Но «Тема» выпала из панфиловского контекста: в 1980-е он вошел с Максимом Горьким и воспоминаниями о начале века, сняв «Вассу» (1983) и получившую на Каннском фестивале приз за художественный вклад «Мать» (1989). Первая — о гибели купеческой семьи. Вторая — о тяжести надежд и их неминуемом крахе. В следующем десятилетии этот дуэт дополнила драма «Романовы: Венценосная семья», образовав если не трилогию по замыслу и таймингу, то по контексту. Если рассматривать три картины вместе, получится кинематографическое историческое путешествие в глубину семейных отношений, судьбы человека, неотделимой от судьбы страны. Изучив огромное количество документов о Николае II и его правлении, Панфилов оттолкнулся от чеховского героя — интеллигента, неспособного на проявление силы, лишенного жестокосердия, а потому обреченного в эпоху, когда «нет предела плохому».
Кадр из фильма «Васса»
«Россия — это большой народ, живущий на очень большом пространстве. Большой народ нуждается в сильной власти. Как и большие пространства. Иначе просто распадаются связи. Это все, огромное, надо как-то удерживать. Удерживать необязательно в смысле: тащить и не пущать. Осваивать! Недра, угодья должны множиться, страна — цивилизованно развиваться, жизнь — богатеть, только тогда эта громада удерживается в контурах одной страны. Но если ее только охранять — она обязательно развалится. Здесь и заключена наша проблема: мы — охраняем».
Об этом парадоксе и другой дебют — повесть «Один день Ивана Денисовича» Александра Солженицына, интерпретированная Панфиловым в «Ивана Денисовича» (2021). Панфилов не стал изображать из Ивана Шухова деревенщину или «брата Василия Теркина», но изобрел «рабочую косточку», придумал «свою историю Ивана Денисовича». В повести ничего не известно о долагерной жизни героя, и поэтому для фильма пришлось создать из ничего биографию. Иван Шухов (Филипп Янковский) прибывает в Москву перед парадом 7 ноября 1941 года, чтобы забрать противотанковую пушку в свою батарею под Волоколамском, возвращается на фронт, попадает в плен, а когда кошмар войны заканчивается — в трудовой лагерь. Зритель видит Шухова в предвкушении скорой свободы — за спиной десять лет лагеря, а впереди — десять дней до долгожданной воли, встречи с родными. Вокруг него, а точнее его взгляда на мир, все время возникают какие-то чудеса, будто Иванушке из сказки попадаются волшебные попутчики и артефакты, а посреди гибельного места столбом стоит счастье одного дня.

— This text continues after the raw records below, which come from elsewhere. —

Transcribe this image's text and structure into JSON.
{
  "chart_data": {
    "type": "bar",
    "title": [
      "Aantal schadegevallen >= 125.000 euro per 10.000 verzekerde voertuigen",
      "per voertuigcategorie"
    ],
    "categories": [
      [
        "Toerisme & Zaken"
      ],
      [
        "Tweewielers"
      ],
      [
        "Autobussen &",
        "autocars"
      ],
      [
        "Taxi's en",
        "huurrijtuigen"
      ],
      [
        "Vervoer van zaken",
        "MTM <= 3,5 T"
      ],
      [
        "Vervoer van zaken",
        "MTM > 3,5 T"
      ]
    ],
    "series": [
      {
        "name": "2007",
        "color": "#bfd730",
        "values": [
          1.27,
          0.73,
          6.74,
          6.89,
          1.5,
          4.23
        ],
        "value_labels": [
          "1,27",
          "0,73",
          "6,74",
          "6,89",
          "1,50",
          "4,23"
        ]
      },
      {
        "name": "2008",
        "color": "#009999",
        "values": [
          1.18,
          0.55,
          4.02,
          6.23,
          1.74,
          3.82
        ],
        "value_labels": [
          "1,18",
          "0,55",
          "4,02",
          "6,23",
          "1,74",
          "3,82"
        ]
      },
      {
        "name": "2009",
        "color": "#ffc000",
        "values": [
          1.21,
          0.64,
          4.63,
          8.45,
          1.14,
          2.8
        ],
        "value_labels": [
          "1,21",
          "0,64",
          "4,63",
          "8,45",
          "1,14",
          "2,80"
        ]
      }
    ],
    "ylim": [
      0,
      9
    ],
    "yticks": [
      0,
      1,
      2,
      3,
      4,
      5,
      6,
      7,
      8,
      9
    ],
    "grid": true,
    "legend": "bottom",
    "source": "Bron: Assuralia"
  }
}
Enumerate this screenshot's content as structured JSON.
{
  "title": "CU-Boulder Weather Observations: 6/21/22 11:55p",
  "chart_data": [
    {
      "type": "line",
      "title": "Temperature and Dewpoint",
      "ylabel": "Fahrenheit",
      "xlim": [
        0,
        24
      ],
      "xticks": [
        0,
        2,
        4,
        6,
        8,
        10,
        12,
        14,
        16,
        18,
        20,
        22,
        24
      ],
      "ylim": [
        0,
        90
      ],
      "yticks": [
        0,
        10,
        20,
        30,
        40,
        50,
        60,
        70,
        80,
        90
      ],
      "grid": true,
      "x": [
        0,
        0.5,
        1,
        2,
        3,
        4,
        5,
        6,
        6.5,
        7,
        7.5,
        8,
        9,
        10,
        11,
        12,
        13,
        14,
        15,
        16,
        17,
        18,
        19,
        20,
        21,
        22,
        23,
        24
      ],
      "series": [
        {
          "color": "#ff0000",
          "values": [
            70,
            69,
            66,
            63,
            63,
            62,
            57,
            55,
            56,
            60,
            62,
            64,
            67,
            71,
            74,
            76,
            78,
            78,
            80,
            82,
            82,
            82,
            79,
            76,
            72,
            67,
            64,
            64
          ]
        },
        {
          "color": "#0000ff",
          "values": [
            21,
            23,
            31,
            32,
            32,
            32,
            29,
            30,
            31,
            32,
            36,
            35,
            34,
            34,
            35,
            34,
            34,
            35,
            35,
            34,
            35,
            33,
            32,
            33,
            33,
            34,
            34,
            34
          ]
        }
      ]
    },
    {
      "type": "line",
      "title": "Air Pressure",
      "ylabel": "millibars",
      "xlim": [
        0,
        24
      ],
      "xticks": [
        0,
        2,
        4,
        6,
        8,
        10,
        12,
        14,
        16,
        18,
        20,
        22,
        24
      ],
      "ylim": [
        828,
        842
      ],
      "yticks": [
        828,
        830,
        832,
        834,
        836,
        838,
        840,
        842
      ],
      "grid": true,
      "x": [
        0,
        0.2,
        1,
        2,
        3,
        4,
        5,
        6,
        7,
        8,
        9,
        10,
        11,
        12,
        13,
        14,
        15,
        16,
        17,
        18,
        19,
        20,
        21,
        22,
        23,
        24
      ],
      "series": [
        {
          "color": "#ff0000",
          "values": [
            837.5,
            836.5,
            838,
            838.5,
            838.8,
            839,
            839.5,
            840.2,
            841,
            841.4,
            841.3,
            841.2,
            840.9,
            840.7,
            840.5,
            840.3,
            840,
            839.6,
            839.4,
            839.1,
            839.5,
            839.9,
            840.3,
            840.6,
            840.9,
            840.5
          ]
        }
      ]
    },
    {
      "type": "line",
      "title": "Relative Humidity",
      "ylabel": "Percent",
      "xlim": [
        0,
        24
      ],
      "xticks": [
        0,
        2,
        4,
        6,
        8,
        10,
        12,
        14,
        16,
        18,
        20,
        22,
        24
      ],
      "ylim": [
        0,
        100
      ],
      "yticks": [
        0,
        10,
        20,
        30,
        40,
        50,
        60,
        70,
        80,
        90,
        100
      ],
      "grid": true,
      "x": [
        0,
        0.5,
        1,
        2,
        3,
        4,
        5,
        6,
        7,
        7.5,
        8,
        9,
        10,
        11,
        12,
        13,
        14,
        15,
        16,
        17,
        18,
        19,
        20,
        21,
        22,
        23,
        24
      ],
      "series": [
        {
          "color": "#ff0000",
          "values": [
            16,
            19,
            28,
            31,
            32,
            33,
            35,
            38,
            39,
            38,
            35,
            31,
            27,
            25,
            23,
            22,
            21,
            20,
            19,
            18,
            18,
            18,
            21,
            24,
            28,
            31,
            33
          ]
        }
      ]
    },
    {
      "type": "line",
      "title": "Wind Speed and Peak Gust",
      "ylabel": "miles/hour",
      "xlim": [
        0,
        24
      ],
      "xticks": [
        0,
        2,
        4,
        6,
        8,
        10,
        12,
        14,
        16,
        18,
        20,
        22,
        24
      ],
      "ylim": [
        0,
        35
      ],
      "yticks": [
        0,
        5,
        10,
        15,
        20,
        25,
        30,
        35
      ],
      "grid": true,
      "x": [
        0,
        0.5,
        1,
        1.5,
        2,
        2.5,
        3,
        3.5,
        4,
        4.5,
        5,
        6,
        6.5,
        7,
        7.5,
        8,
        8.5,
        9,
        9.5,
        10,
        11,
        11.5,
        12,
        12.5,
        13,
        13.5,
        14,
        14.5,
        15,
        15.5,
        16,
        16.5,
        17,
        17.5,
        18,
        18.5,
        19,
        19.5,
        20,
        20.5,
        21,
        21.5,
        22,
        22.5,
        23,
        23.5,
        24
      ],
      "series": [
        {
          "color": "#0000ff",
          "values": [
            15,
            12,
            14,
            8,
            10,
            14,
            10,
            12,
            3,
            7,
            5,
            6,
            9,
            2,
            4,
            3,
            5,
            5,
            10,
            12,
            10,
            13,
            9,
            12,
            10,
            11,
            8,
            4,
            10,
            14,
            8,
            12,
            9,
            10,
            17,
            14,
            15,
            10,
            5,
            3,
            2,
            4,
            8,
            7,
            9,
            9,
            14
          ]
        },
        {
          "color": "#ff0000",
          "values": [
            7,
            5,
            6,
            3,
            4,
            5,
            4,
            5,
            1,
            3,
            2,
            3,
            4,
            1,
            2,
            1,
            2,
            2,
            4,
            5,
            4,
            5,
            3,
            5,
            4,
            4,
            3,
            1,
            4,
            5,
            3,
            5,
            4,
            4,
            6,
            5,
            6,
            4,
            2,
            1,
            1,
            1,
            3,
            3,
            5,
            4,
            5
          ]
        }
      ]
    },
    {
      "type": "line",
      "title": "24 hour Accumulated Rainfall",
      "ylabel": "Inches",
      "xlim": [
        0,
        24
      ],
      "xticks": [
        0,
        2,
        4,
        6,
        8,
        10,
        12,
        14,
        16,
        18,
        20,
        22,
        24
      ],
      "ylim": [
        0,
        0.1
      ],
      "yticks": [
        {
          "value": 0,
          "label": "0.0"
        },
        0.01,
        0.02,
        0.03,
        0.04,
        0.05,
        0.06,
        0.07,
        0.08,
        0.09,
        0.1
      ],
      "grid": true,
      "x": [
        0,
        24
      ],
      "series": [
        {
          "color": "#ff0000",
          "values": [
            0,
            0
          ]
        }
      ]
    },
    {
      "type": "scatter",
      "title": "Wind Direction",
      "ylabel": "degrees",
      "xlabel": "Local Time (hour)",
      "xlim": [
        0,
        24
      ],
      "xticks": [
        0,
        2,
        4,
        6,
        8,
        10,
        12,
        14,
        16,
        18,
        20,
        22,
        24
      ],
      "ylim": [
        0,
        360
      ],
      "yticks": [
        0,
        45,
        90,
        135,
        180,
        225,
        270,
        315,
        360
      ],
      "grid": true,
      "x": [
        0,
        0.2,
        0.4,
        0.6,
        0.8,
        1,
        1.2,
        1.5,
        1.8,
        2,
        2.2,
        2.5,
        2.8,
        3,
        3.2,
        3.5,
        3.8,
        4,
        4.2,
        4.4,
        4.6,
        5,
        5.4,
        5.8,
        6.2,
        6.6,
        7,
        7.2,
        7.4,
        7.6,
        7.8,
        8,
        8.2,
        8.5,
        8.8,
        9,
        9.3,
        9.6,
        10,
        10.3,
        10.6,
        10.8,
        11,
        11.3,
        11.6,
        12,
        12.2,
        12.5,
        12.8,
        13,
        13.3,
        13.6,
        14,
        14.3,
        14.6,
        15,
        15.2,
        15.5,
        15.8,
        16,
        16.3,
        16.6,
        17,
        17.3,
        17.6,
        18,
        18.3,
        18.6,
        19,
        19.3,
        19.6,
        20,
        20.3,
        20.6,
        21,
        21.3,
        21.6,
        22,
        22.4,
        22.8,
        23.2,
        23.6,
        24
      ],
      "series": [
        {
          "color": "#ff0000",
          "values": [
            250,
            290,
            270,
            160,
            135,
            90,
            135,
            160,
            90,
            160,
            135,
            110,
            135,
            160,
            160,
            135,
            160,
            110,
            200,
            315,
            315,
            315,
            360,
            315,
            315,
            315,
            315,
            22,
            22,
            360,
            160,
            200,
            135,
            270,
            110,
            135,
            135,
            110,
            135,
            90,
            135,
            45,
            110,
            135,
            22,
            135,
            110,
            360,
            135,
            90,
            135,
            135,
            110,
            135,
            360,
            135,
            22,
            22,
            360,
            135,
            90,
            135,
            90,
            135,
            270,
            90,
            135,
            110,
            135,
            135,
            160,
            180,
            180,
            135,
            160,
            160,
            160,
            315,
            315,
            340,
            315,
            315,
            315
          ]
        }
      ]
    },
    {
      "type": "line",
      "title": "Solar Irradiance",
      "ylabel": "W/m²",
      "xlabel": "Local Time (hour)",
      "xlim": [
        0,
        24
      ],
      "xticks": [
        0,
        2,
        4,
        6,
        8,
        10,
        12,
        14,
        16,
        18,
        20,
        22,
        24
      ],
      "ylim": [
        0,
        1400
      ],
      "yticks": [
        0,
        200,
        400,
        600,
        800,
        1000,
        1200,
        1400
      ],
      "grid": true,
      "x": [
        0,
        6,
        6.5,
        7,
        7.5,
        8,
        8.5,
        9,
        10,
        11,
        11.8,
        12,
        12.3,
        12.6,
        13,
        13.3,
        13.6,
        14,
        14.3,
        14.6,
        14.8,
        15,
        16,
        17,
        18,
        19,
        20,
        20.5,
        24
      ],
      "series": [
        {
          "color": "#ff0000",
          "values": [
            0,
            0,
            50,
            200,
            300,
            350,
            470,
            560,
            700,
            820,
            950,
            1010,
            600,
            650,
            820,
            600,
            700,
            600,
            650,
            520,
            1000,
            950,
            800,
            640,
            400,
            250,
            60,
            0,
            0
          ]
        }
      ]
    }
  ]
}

Кадр из фильма «Иван Денисович»
«Кино нельзя рассматривать по национальному признаку. Фильмы бывают только хорошие или плохие. Хорошее кино, как правило, окрашено индивидуальностью, посему черты «русскости» в моих фильмах (я ведь здесь родился, вырос и воспитывался), думаю, есть», — размышлял режиссер в одном из интервью журналу «Искусство кино» (1996, № 6). Так и кинематограф Глеба Панфилова национальным назвать нельзя, но неотъемлемой частью контекста русского кино, как и панфиловских героев — неотъемлемой частью контекста исторического и гуманистического взгляда режиссера, — совершенно необходимо. Пусть это не имелось в виду, а просто получилось.